Die europäische Agrarpolitik steht im Fokus der neuen EU-Kommission, Präsidentin Ursula von der Leyen hat versprochen, schon in den ersten 100 Tagen ihrer zweiten Amtszeit einen „Fahrplan für Landwirtschaft und Ernährung“ vorzulegen. Schon vor einigen Monaten hatte sie bürokratische Erleichterungen für Kleinbauern mit weniger als 10 Hektar Fläche (rund 65 Prozent aller Betriebe) umgesetzt, nun folgte in Brüssel die Präsentation eines mehr als 100 Seiten umfassenden Strategieberichts, der in den letzten Monaten unter Leitung des deutschen Experten Peter Strohschneider entstanden ist.
Der Bericht soll als Richtschnur für die Agrarpolitik der nächsten EU-Kommission dienen, er wurde unter Einbeziehung von 29 Interessensvertretungen erstellt und findet somit zunächst breite Zustimmung, von der riesigen EU-Agrar-Lobbyorganisation Copa-Cogeca bis zu Greenpeace. In 14 Punkten, die in fünf Kapiteln zusammengefasst sind, wird ein Rahmen vorgegeben, der auf den ersten Blick alle Wünsche erfüllt. Die Rede ist da etwa von „gezielter Unterstützung von kleinen Landwirtschaftsbetrieben, Junglandwirten, Neueinsteigern sowie Betrieben in Gebieten mit naturbedingten Benachteiligungen“, die Position von Landwirtinnen und Landwirten soll innerhalb der Wertschöpfungskette gestärkt werden. Weiters wird empfohlen, die finanziellen Mittel, mit denen die Bäuerinnen und Bauern bei der Umsetzung von Umwelt- und Klimaschutzmaßnahmen unterstützt werden, „substanziell aufzustocken“. Der Übergang hin zu einer nachhaltigeren Landwirtschaft soll durch einen „befristeten Agrarfonds“ unterstützt werden, in den auch private Gelder fließen sollen.
Handelsverträge mit Rücksicht auf Bauern
Darüber hinaus soll die EU bei Verhandlungen zu Handelsverträgen die Auswirkungen auf die Landwirtschaft stärker in Betracht ziehen. Mit Blick auf die Verbraucherinnen und Verbraucher solle der bestehende Trend von tierischem hin zu pflanzlichem Eiweiß unterstützt werden. Hier werden in einer Zusammenfassung des Berichts „fiskalische Anreize in Form von Steuervergünstigungen“ als Beispiel genannt. Allgemein sollten den Konsumenten „gesunde und nachhaltige Entscheidungen“ einfach gemacht werden.
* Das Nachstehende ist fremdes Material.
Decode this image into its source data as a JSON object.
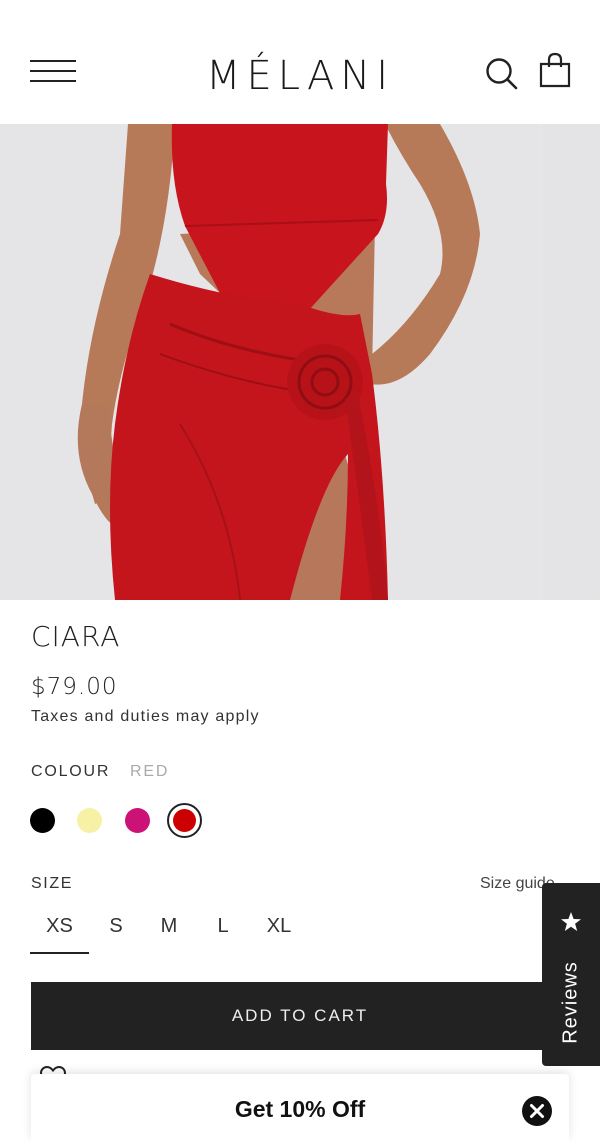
{
  "header": {
    "brand": "MÉLANI",
    "menu_icon": "hamburger-menu-icon",
    "search_icon": "search-icon",
    "cart_icon": "shopping-bag-icon"
  },
  "gallery": {
    "image_description_icon": "product-photo",
    "accent_color": "#c4151c"
  },
  "product": {
    "name": "CIARA",
    "price": "$79.00",
    "taxes_note": "Taxes and duties may apply"
  },
  "colour": {
    "label": "COLOUR",
    "selected": "RED",
    "options": [
      {
        "name": "black",
        "hex": "#000000"
      },
      {
        "name": "lemon",
        "hex": "#f7f1a6"
      },
      {
        "name": "magenta",
        "hex": "#cc1276"
      },
      {
        "name": "red",
        "hex": "#cc0000",
        "selected": true
      }
    ]
  },
  "size": {
    "label": "SIZE",
    "guide_label": "Size guide",
    "options": [
      "XS",
      "S",
      "M",
      "L",
      "XL"
    ],
    "selected": "XS"
  },
  "actions": {
    "add_to_cart": "ADD TO CART",
    "wishlist_icon": "heart-icon"
  },
  "reviews_tab": {
    "label": "Reviews",
    "icon": "star-icon"
  },
  "promo": {
    "text": "Get 10% Off",
    "close_icon": "close-icon"
  }
}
Die GAP, die gemeinsame Agrarpolitik, müsse angepasst „und der Zugang zu Finanzierungsquellen verbessert“ werden, ebenso soll der „Zugang zu Wissen und Innovation“ im landwirtschaftlichen Bereich verbessert werden. Ein eigenes Kapitel ist der „Bedeutung des Generationswechsels und der Gleichstellung der Geschlechter“ gewidmet sowie dem Tierwohl.
Ursula von der Leyen sprach von einer „sehr soliden Grundlage“, mit der man die „polarisierende Debatte“ hinter sich lassen könne. Brüssel und auch die angrenzenden Niederlande waren zuletzt immer öfter wütender und zerstörerischer Bauernproteste geworden. Peter Strohschneider sprach von einem „gemeinsamen Konzept für die Zukunft der Landwirtschaft und Ernährung“. Der Bericht dient nun als Grundlage für weitere Vorschläge der Kommission.